Security Considerations
Complicated. Whenever natural language prose appears, there is always the hazard that it might be interpreted differently by different participants, leading to dangerous misunderstandings. As LLMs get more reliable, misunderstanding disasters may become rare enough that users become complacent, making the problem worse. At least the card-vs-non-card-prose distinction gives user a consistent clue about what is reliable, independent of whether their counterparty is human, LLM, or a simple exo. This at least makes it possible for users to operate in a secure manner they understand.
Scaling Considerations
Minor. The guards become larger because they carry these prose templates. Calls expressed with mixed prose have to do a bit of surgery to turn a mixed-prose-call into a regular exo call. Certainly as a per-human user interface mechanism, all these costs are trivial. I don't think there's a scaling problem lurking here.

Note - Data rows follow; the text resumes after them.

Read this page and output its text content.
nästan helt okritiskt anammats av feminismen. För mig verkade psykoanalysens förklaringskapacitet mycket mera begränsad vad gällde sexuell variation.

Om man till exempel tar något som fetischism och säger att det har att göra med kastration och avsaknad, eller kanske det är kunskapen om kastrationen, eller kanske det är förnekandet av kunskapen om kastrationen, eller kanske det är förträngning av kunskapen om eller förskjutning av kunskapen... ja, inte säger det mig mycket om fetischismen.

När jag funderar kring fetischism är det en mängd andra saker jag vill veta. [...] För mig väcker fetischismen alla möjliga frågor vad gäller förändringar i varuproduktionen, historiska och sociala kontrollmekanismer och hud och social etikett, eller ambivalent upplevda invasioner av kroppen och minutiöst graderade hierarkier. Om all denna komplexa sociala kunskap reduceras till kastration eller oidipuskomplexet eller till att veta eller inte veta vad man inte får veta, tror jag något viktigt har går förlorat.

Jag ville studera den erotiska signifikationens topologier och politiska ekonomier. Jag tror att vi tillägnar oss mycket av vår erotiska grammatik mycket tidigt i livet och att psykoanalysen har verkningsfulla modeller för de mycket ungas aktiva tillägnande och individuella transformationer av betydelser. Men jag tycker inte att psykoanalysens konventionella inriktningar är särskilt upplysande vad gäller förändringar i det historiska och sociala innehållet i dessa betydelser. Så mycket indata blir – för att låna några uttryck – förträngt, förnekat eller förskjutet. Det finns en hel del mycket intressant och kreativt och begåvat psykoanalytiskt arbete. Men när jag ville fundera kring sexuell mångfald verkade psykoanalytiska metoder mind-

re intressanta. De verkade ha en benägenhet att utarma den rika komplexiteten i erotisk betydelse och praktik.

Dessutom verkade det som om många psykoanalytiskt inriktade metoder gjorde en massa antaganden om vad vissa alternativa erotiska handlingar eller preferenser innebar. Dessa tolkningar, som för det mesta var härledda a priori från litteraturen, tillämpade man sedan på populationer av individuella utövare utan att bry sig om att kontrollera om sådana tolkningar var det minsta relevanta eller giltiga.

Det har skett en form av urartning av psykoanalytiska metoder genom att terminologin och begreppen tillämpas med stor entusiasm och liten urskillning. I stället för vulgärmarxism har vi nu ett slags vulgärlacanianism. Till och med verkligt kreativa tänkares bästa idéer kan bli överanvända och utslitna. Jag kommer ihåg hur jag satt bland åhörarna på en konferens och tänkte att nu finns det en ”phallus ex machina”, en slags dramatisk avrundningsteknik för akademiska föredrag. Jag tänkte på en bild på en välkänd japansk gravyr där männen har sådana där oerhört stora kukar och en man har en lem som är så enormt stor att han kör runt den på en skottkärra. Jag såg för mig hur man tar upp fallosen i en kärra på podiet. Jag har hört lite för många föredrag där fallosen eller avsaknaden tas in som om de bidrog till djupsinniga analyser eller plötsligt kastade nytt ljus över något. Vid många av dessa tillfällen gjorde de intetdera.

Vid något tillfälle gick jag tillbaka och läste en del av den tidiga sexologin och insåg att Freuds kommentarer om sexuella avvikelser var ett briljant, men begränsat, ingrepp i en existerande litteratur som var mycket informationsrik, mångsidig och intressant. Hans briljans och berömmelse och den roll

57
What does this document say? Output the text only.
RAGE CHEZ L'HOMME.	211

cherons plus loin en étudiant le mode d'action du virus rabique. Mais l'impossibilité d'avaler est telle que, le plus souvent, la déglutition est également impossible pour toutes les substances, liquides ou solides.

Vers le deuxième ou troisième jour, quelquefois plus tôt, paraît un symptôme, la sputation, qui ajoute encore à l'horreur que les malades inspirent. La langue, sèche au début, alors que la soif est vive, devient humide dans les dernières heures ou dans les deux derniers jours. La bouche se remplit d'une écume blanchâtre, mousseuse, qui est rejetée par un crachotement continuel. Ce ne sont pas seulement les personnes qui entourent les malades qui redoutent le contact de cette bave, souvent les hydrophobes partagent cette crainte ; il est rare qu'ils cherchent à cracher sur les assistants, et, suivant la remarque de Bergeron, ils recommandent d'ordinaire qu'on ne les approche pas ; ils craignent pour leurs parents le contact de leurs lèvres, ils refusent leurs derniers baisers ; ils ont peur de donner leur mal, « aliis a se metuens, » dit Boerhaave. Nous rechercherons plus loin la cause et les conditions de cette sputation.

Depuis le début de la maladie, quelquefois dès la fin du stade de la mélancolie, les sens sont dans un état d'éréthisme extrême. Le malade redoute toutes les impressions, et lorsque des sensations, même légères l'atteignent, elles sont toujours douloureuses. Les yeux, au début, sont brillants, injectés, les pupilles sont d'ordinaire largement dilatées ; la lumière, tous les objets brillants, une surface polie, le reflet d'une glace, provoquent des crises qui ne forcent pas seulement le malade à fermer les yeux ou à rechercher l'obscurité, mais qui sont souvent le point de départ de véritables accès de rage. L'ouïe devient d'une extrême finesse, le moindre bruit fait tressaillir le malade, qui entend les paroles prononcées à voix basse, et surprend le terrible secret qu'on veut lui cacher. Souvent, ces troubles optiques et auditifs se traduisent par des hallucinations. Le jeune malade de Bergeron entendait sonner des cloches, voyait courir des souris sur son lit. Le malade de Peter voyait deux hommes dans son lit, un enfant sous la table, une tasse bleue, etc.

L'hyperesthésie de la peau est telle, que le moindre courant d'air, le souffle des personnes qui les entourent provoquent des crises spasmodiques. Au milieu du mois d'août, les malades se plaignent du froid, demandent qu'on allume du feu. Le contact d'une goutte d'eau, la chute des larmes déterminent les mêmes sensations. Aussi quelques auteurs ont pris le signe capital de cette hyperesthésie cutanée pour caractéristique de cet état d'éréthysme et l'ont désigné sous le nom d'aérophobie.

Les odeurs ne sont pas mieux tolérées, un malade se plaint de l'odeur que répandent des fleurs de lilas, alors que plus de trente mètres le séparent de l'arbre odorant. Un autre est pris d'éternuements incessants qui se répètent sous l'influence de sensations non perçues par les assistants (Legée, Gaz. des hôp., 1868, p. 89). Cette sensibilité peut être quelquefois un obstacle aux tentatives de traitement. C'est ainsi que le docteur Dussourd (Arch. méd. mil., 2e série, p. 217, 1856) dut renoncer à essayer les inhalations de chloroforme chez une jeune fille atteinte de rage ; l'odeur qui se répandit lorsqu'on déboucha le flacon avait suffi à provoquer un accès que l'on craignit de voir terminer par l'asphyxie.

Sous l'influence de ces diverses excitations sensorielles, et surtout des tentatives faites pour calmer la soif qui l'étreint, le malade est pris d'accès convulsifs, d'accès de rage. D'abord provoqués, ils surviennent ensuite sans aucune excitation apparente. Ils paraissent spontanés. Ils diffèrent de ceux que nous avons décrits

Documentation Considerations
OMG
Testing Considerations
This PR includes rudimentary tests of the mechanism. IMO enough for their current POC stage of development. Because prose must always be considered unreliable, tests should not be written using these mechanisms, except for code testing these mechanisms or the user experience it enables.
Compatibility Considerations
Very little compat concerns. I had to add two optional properties to method guards, and adjust two
t.deepEqualtests testing the contents of method guards. Because the presence of these properties is optional, method guards from earlier versions of endo will work fine here. And generally vice versa, aside fromt.deepEqual-like tests. FWIW, these two tests were easy to adjust and nothing else broke.Upgrade Considerations
I think none. But this is always trickier to reason about than we expect. If you think of something, please raise it here.